23 January 2023 saw the resignation of the deputy head of the Office of the President of Ukraine, Kyrylo Tymoshenko, who had been responsible for supervising the regional administration and for Ukraine’s post-war reconstruction. In recent weeks he had come under criticism from the media for his conflict of interests. On the same day, the deputy Prosecutor General of Ukraine Oleksiy Symonenko announced his resignation over his New Year’s trip to Spain, during which he used a car belonging to Hryhoriy Kozlovsky, an influential businessman from the tobacco industry. On 26 January 2023, Mykola Tyshchenko was expelled from the Servant of the People parliamentary group in connection with his trip to Bangkok, the official reason for which was to “meet the Ukrainian diaspora”.
On 23 and 24 January the Cabinet of Ministers and President Volodymyr Zelensky accepted the resignations handed in by Tymoshenko, four deputy ministers (aside from Shapovalov, Ivan Lukeria & Vyacheslav Nehoda from the ministry for the development of communities, territories and infrastructure , and Vitaly Muzychenko from the ministry of social policy were dismissed) and two regional governors who had become entangled in corruption scandals.
Commentary
- The scandals at the top tiers of government have demonstrated that after almost a year of war the level of discipline among Ukrainian state officials is falling. The series of resignations should be viewed as an attempt by Zelensky to overcome a serious crisis in his government’s public image. It was triggered by the numerous instances of corruption and conflict of interest which came to light in recent days, combined with the revelations of the lifestyle lived by some state officials, which is highly inappropriate during wartime. These scandals have undermined the reputation of the ruling camp in the eyes of the public and the military, as well as Ukraine’s foreign partners. Zelensky is aware that tolerance for such behaviour, especially in his close circle, may translate into a drop in his approval rating and risk his country’s Western partners reducing their financial and military aid to Ukraine. The West was already closely monitoring the conduct of Ukrainian officials, as evidenced by the US’s appointment in mid-January 2023 of a task force to investigate potential irregularities in the distribution of US equipment and financial aid in Ukraine.

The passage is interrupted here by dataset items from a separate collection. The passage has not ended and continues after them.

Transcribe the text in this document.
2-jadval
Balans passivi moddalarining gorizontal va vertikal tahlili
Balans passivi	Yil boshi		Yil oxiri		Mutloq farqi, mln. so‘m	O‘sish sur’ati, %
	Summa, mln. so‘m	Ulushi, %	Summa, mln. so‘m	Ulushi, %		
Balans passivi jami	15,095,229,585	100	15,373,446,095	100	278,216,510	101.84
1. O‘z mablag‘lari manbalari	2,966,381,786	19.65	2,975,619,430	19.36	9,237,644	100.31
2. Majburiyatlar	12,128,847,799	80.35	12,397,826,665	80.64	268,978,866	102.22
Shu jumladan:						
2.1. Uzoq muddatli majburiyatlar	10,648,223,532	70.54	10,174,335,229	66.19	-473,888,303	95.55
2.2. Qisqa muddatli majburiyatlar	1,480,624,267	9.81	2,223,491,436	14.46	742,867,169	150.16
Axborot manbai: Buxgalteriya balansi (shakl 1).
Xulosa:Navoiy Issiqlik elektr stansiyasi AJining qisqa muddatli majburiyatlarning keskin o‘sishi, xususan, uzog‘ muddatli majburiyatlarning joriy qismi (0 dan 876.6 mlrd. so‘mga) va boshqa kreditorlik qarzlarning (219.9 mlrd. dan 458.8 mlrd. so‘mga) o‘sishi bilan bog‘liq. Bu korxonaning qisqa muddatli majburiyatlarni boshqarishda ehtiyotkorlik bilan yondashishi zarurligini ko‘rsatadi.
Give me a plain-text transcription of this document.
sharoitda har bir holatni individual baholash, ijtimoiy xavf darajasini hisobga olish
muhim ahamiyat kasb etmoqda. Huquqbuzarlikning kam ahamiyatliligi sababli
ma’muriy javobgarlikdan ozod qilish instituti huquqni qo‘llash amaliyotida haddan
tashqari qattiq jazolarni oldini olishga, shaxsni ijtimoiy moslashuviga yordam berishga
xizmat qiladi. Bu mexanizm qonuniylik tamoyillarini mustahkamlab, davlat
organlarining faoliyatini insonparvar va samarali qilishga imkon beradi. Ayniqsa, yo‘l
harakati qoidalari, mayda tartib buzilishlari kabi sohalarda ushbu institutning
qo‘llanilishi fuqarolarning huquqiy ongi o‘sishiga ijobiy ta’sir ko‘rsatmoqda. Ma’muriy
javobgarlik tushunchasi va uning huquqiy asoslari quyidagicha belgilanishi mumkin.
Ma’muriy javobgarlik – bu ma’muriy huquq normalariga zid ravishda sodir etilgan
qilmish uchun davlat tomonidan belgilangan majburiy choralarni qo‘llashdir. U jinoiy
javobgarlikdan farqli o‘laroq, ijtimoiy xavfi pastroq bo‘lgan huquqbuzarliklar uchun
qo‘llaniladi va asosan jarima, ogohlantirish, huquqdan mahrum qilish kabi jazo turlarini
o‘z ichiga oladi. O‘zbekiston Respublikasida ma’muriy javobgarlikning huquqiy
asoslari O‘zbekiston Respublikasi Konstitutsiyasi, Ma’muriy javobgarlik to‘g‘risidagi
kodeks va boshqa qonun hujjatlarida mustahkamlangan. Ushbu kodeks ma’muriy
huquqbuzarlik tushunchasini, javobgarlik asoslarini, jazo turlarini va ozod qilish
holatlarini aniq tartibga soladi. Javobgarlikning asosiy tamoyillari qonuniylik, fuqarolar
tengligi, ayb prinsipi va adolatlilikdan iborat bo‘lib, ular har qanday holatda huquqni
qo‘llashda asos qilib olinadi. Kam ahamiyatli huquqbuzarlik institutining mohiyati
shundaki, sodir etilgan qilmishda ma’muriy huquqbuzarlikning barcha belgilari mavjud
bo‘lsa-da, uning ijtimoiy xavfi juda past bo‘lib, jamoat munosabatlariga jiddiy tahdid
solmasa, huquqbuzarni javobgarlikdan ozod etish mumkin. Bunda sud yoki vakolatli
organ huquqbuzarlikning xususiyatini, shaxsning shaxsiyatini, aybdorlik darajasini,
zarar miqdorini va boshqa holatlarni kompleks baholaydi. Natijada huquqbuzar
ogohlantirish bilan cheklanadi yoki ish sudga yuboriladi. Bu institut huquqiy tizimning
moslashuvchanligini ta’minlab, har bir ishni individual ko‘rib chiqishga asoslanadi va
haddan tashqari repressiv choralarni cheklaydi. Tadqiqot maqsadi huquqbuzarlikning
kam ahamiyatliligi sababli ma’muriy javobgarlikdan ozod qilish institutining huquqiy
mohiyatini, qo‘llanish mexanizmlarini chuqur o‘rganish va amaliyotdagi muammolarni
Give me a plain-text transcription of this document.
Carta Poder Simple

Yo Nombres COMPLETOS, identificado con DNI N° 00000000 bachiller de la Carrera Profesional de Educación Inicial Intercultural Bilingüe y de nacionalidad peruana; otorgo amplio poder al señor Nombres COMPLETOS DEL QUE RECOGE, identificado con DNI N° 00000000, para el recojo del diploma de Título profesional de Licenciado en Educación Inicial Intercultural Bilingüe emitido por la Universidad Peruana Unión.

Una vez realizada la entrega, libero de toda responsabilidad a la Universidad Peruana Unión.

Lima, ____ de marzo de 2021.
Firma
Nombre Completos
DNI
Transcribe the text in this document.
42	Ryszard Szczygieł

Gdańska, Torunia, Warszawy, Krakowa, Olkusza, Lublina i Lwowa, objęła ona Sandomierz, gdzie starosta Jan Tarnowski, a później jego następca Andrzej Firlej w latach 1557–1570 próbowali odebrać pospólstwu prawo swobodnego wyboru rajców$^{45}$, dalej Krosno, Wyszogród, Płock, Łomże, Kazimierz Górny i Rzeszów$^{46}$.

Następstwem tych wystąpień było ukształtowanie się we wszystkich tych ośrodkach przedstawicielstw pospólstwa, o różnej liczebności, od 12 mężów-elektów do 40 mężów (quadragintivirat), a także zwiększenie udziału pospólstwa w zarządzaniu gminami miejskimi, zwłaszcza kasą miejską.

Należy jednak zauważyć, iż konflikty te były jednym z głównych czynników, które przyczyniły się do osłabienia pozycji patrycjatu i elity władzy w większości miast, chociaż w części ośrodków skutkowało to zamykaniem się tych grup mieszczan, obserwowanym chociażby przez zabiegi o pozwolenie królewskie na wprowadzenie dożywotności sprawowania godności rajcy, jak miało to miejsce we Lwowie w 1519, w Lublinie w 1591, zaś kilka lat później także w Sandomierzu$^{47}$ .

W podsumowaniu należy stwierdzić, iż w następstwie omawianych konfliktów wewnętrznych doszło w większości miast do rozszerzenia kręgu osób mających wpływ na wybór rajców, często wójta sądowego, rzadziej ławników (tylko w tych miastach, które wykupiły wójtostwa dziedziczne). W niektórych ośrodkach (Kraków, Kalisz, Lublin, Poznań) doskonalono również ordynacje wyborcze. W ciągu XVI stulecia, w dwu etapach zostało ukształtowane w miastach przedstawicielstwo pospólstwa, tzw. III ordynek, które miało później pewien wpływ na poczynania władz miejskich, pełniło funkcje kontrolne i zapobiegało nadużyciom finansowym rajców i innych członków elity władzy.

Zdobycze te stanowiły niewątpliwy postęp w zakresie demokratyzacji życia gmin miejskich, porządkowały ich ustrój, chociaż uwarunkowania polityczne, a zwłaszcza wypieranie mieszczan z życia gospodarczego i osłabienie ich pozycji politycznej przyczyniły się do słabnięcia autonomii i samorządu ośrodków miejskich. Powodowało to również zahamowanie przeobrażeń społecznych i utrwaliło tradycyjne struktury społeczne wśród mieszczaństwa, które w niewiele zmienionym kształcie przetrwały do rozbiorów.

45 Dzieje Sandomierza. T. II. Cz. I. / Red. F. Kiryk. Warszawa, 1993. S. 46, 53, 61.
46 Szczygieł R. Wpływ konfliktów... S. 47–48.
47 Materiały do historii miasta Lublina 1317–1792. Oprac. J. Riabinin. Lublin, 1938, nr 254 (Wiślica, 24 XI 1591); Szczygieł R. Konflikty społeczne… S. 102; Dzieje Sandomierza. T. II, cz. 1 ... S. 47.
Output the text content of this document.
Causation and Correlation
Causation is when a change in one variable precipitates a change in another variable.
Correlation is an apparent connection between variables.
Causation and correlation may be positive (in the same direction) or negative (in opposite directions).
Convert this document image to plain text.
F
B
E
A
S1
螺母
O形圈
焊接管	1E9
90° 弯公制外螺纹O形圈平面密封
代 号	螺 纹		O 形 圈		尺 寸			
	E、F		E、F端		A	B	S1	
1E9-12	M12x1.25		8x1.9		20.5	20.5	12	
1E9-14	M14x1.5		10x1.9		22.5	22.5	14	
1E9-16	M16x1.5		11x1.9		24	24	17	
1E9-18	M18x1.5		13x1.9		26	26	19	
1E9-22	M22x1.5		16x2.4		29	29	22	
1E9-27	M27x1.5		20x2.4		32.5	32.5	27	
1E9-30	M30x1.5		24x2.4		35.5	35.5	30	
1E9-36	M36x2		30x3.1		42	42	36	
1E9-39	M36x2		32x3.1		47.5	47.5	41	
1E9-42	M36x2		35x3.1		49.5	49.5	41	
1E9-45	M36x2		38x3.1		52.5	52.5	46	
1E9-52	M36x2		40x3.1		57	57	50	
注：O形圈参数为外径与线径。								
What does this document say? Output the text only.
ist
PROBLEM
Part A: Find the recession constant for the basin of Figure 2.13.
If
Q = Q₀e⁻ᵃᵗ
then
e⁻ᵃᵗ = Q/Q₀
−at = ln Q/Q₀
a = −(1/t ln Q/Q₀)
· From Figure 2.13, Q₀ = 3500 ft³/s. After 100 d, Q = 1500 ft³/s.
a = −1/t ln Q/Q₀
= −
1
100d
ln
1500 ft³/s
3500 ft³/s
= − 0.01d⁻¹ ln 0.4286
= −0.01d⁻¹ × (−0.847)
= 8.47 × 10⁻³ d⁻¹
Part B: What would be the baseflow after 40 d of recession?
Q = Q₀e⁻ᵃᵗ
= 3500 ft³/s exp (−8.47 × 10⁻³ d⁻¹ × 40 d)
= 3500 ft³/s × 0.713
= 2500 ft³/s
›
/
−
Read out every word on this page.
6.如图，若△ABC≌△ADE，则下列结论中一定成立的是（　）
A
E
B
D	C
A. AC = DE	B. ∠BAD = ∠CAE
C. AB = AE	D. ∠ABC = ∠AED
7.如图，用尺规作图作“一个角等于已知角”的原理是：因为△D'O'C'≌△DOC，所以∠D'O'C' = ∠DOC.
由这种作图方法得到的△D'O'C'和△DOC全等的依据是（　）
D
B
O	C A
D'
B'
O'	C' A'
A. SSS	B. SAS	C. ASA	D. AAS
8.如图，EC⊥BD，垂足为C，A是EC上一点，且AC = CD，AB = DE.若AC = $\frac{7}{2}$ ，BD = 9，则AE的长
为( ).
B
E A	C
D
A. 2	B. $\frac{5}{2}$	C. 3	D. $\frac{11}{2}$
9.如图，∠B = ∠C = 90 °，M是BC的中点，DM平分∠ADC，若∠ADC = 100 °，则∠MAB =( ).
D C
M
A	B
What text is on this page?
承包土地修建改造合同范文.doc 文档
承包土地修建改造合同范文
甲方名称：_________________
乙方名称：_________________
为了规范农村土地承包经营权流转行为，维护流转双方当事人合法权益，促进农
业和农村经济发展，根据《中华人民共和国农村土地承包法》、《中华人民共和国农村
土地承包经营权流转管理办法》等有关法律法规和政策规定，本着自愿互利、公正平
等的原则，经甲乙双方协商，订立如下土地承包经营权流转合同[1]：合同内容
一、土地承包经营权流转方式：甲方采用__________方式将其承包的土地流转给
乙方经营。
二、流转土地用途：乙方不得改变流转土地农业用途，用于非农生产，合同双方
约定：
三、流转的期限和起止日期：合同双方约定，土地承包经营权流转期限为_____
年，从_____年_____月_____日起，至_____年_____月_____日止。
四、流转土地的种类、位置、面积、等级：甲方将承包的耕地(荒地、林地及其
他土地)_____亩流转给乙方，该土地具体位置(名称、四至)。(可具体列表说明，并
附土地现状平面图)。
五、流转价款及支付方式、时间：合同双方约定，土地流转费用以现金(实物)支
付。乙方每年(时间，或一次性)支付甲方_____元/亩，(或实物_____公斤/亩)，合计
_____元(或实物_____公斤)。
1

- The Defence Ministry’s failed attempts to hush up the scandal have accelerated a shift in the Ukrainian public debate. As a consequence, the media and NGOs have decided to abandon the self-censorship which they had applied to reporting on negative developments in the ruling camp, in an attempt not to undermine the authority of the government and its solidarity with the public in wartime. In the early days of the Russian aggression, the media avoided talking about the abuses and mistakes the authorities had made when preparing the country for war. They saw it as necessary to hush up internal conflicts, as these could have undermined the state’s resilience. From the summer of 2022, however, they changed this approach when the view that the war was an opportunity to combat corruption became widespread, and that this was more important than the potential risk of Russian propaganda using the scandals in its information war. Therefore, it seems that society’s tolerance of the government, which was particularly evident in the early days of the war, is now over, and that the media will now report on corruption scandals whenever these occur.